Who runs the world? In these 8 societies, girls really do. Although matriarchy is not necessarily the way to bring down the largely patriarchal system we live in, it's worth having a look at what life is like when women are considered the pillars of society.
The Mosuo, China
The Mosuo people are probably the most well known matriarchal society in the world. Living in the rural areas of Yunnan and Sichuan in southern China, these families are led by a matriarch who is in charge of most decisions concerning the household such as money, tasks and property. Mosuo ancestry is traced matrilineally and they perform non-legally-binding "walking marriages", which involve the husband and wife living in separate houses, and only seeing each other at night. Because of this, Mosuo children are raised by their mother and her brother(s), and property is passed on through the mother's family.
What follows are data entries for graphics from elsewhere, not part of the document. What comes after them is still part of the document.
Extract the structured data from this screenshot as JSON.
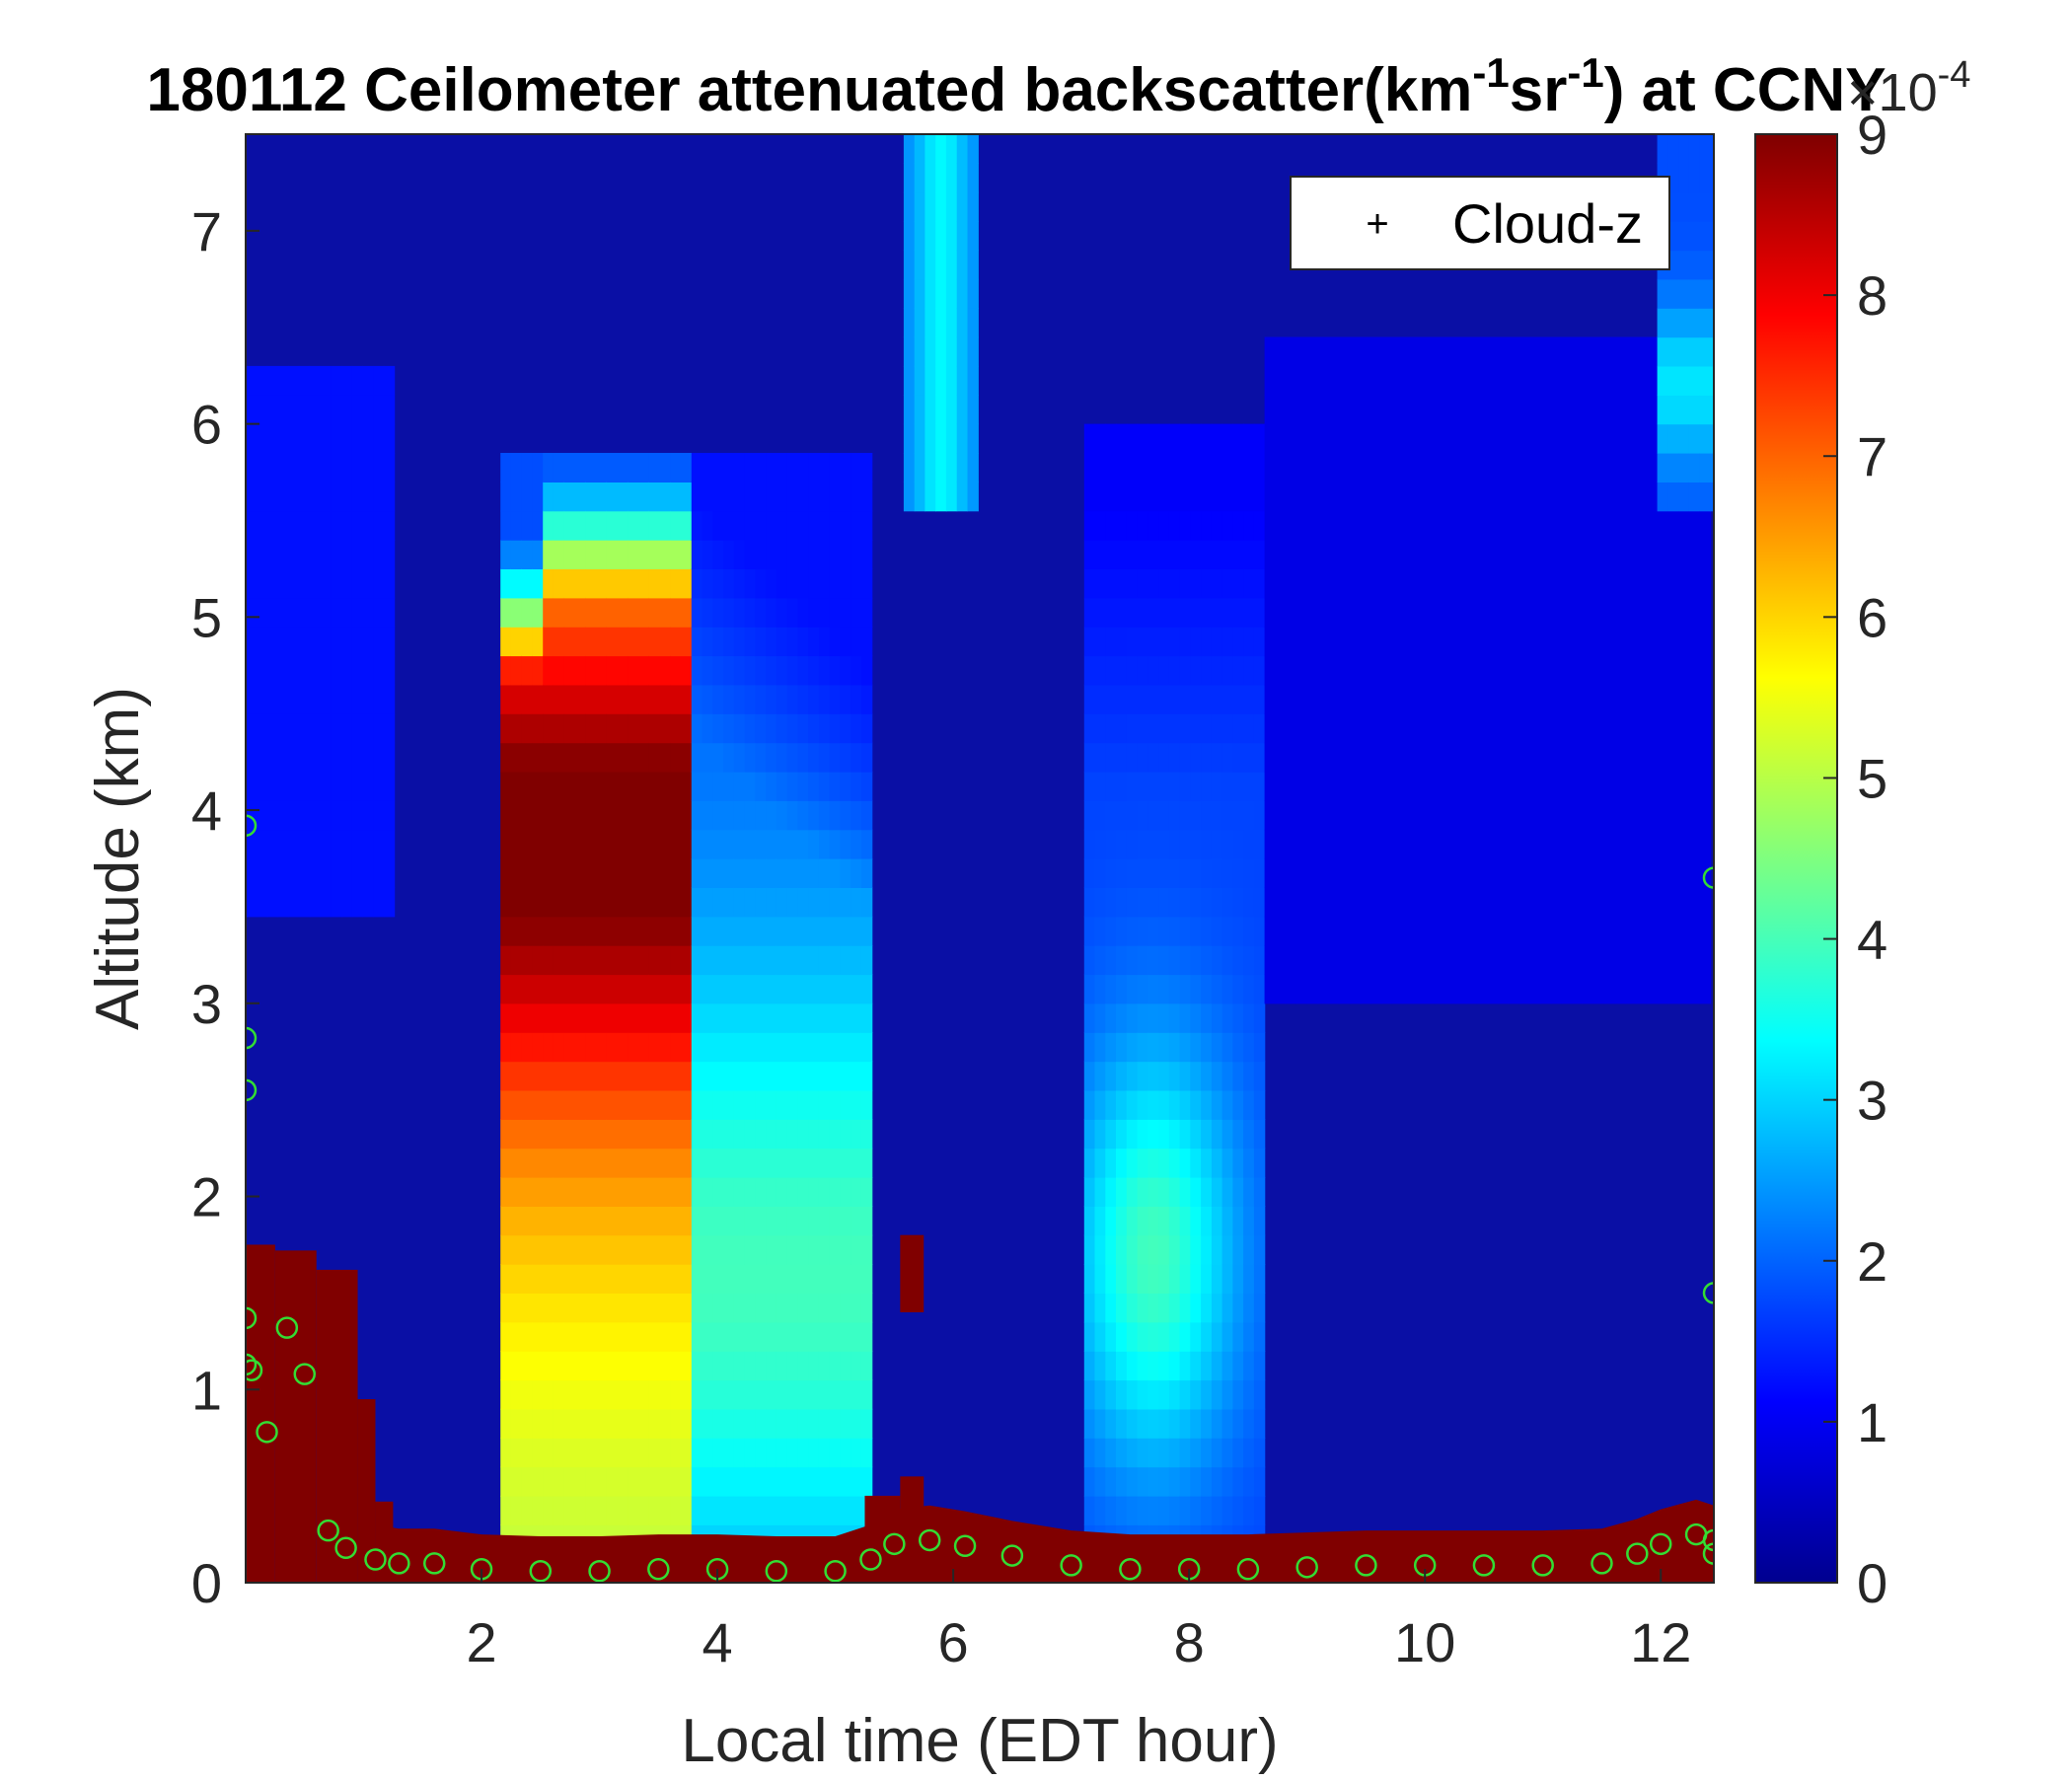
{
  "chart_data": {
    "type": "heatmap",
    "title_parts": {
      "prefix": "180112 Ceilometer attenuated backscatter(km",
      "sup1": "-1",
      "mid": "sr",
      "sup2": "-1",
      "suffix": ") at CCNY"
    },
    "xlabel": "Local time (EDT hour)",
    "ylabel": "Altitude (km)",
    "xlim": [
      0.0,
      12.45
    ],
    "ylim": [
      0,
      7.5
    ],
    "xticks": [
      2,
      4,
      6,
      8,
      10,
      12
    ],
    "yticks": [
      0,
      1,
      2,
      3,
      4,
      5,
      6,
      7
    ],
    "colormap": "jet",
    "colorbar": {
      "range": [
        0,
        9
      ],
      "ticks": [
        0,
        1,
        2,
        3,
        4,
        5,
        6,
        7,
        8,
        9
      ],
      "exponent_base": "×10",
      "exponent_power": "-4"
    },
    "legend": {
      "location": "top-right",
      "entries": [
        {
          "marker": "+",
          "label": "Cloud-z",
          "color": "#000000"
        }
      ]
    },
    "aerosol_layer_marker_color": "#33dd33",
    "cloud_bases_low": [
      {
        "x0": 0.0,
        "x1": 0.25,
        "bottom": 0.0,
        "top": 1.75
      },
      {
        "x0": 0.25,
        "x1": 0.6,
        "bottom": 0.0,
        "top": 1.72
      },
      {
        "x0": 0.6,
        "x1": 0.95,
        "bottom": 0.0,
        "top": 1.62
      },
      {
        "x0": 0.95,
        "x1": 1.1,
        "bottom": 0.0,
        "top": 0.95
      },
      {
        "x0": 1.1,
        "x1": 1.25,
        "bottom": 0.0,
        "top": 0.42
      },
      {
        "x0": 5.25,
        "x1": 5.55,
        "bottom": 0.0,
        "top": 0.45
      },
      {
        "x0": 5.55,
        "x1": 5.75,
        "bottom": 0.0,
        "top": 0.55
      },
      {
        "x0": 5.55,
        "x1": 5.75,
        "bottom": 1.4,
        "top": 1.8
      }
    ],
    "aerosol_layer_top": [
      [
        1.1,
        0.12
      ],
      [
        1.3,
        0.1
      ],
      [
        1.6,
        0.1
      ],
      [
        2.0,
        0.07
      ],
      [
        2.5,
        0.06
      ],
      [
        3.0,
        0.06
      ],
      [
        3.5,
        0.07
      ],
      [
        4.0,
        0.07
      ],
      [
        4.5,
        0.06
      ],
      [
        5.0,
        0.06
      ],
      [
        5.3,
        0.12
      ],
      [
        5.5,
        0.2
      ],
      [
        5.8,
        0.22
      ],
      [
        6.1,
        0.19
      ],
      [
        6.5,
        0.14
      ],
      [
        7.0,
        0.09
      ],
      [
        7.5,
        0.07
      ],
      [
        8.0,
        0.07
      ],
      [
        8.5,
        0.07
      ],
      [
        9.0,
        0.08
      ],
      [
        9.5,
        0.09
      ],
      [
        10.0,
        0.09
      ],
      [
        10.5,
        0.09
      ],
      [
        11.0,
        0.09
      ],
      [
        11.5,
        0.1
      ],
      [
        11.8,
        0.15
      ],
      [
        12.0,
        0.2
      ],
      [
        12.3,
        0.25
      ],
      [
        12.45,
        0.22
      ]
    ],
    "aerosol_layer_extra": [
      [
        0.0,
        3.92
      ],
      [
        0.0,
        2.82
      ],
      [
        0.0,
        2.55
      ],
      [
        0.0,
        1.37
      ],
      [
        0.0,
        1.13
      ],
      [
        0.05,
        1.1
      ],
      [
        0.18,
        0.78
      ],
      [
        0.35,
        1.32
      ],
      [
        0.5,
        1.08
      ],
      [
        0.7,
        0.27
      ],
      [
        0.85,
        0.18
      ],
      [
        12.45,
        3.65
      ],
      [
        12.45,
        1.5
      ],
      [
        12.45,
        0.15
      ]
    ]
  }
}
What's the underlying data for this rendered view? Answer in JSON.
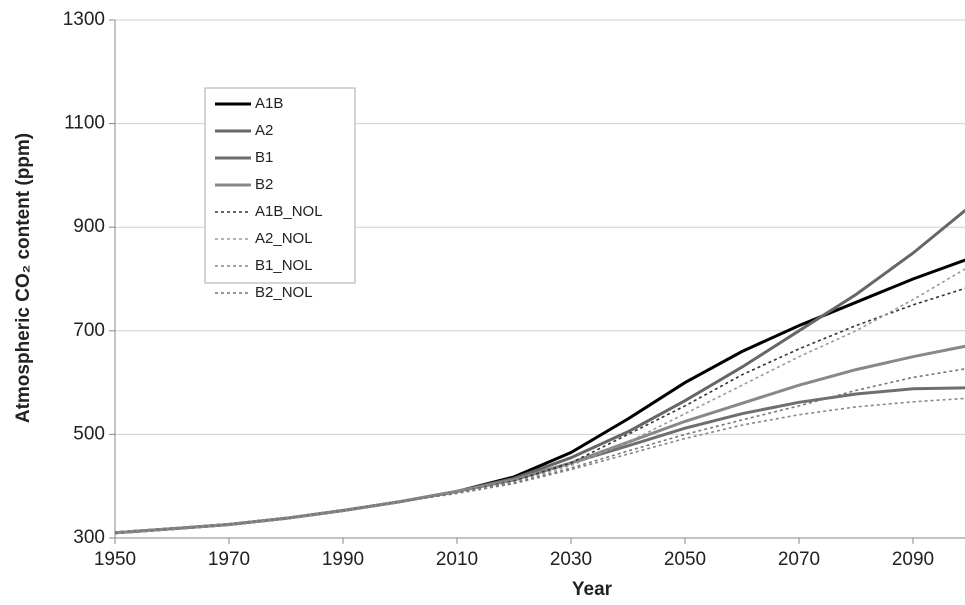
{
  "chart_data": {
    "type": "line",
    "xlabel": "Year",
    "ylabel": "Atmospheric CO₂ content (ppm)",
    "x": [
      1950,
      1960,
      1970,
      1980,
      1990,
      2000,
      2010,
      2020,
      2030,
      2040,
      2050,
      2060,
      2070,
      2080,
      2090,
      2100
    ],
    "xlim": [
      1950,
      2100
    ],
    "xticks": [
      1950,
      1970,
      1990,
      2010,
      2030,
      2050,
      2070,
      2090
    ],
    "ylim": [
      300,
      1300
    ],
    "yticks": [
      300,
      500,
      700,
      900,
      1100,
      1300
    ],
    "grid": true,
    "legend": "upper left",
    "series": [
      {
        "name": "A1B",
        "color": "#000000",
        "style": "solid",
        "values": [
          310,
          318,
          326,
          338,
          353,
          370,
          390,
          418,
          465,
          530,
          600,
          660,
          710,
          755,
          800,
          840
        ]
      },
      {
        "name": "A2",
        "color": "#666666",
        "style": "solid",
        "values": [
          310,
          318,
          326,
          338,
          353,
          370,
          390,
          415,
          455,
          505,
          565,
          630,
          700,
          770,
          850,
          940
        ]
      },
      {
        "name": "B1",
        "color": "#6e6e6e",
        "style": "solid",
        "values": [
          310,
          318,
          326,
          338,
          353,
          370,
          390,
          413,
          445,
          478,
          512,
          540,
          562,
          578,
          588,
          590
        ]
      },
      {
        "name": "B2",
        "color": "#888888",
        "style": "solid",
        "values": [
          310,
          318,
          326,
          338,
          353,
          370,
          390,
          412,
          445,
          485,
          525,
          560,
          595,
          625,
          650,
          672
        ]
      },
      {
        "name": "A1B_NOL",
        "color": "#333333",
        "style": "dotted",
        "values": [
          310,
          318,
          326,
          338,
          353,
          370,
          388,
          410,
          445,
          500,
          555,
          615,
          665,
          710,
          750,
          785
        ]
      },
      {
        "name": "A2_NOL",
        "color": "#999999",
        "style": "dotted",
        "values": [
          310,
          318,
          326,
          338,
          353,
          370,
          388,
          408,
          440,
          485,
          540,
          595,
          650,
          700,
          760,
          825
        ]
      },
      {
        "name": "B1_NOL",
        "color": "#888888",
        "style": "dotted",
        "values": [
          310,
          318,
          326,
          338,
          353,
          370,
          386,
          405,
          432,
          462,
          492,
          518,
          538,
          553,
          563,
          570
        ]
      },
      {
        "name": "B2_NOL",
        "color": "#777777",
        "style": "dotted",
        "values": [
          310,
          318,
          326,
          338,
          353,
          370,
          387,
          406,
          435,
          468,
          500,
          528,
          555,
          585,
          610,
          628
        ]
      }
    ]
  }
}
The Minangkabau, Indonesia
The vast majority of the Minangkabau people live in West Sumatra, Indonesia, where they reside in these pointy houses that are traditionally built according to rules outlined by their ancestors. These communities generally follow a system in which men are exchanged into the woman's family, rather than the other way around, as is seen in many other societies. Although Minangkabau families are matrilineal, they are not necessarily led by a matriarch or a patriarch, and are seen as an equal society which is not necessarily led but simply works as a unit.
The Bribri, Costa Rica
The Bribri people live in the mountainous area between Panama and Costa Rica, but mostly inhabit the Talamanca region of the latter, near the Sixaola River. These families are led by women, and clans are formed through a matrilineal system. The Bribri traditionally live off the land, farming cacao, bananas and plantains, although in modern society, many Bribri organisations have been created, which sell handmade chocolate. Cacao is extremely significant for the Bribri, and a special cacao drink made to celebrate a young woman's first menstruation can only be prepared by female members of the clans.
The Navajo, USA
The Navajo people are Native Americans who live in the southwestern United States. The Navajo Nation lies mostly within Arizona, but also crosses over into Utah and New Mexico. Monument Valley in Arizona (pictured) is actually owned and operated by the Navajo Nation. Although modern communities are generally absent of hierarchy, the Navajo were traditionally a matriarchal people; the female head of the family would oversee the general workings of the household and be the first person awake and the last person to bed each day. Also, property and lineage are generally passed on through the mother's side of the family.
The Khasi, India
Meghalaya in northeast India is home to the Khasi tribe, said to be the largest surviving matrilineal culture in the world. They are known for building live root bridges, like the one in this picture. With a population of over 1 million, the Khasi people are led by women, and children take their mother's last name. In fact, women are so important in these tribes that the birth of a girl is celebrated, whereas the birth of a son is simply accepted. Some groups of men have formed in protest of their subordinate position in this society, as they do not inherit property or run family businesses. However, despite having little power within their families, the Khasi are governed by a largely male-dominated assembly.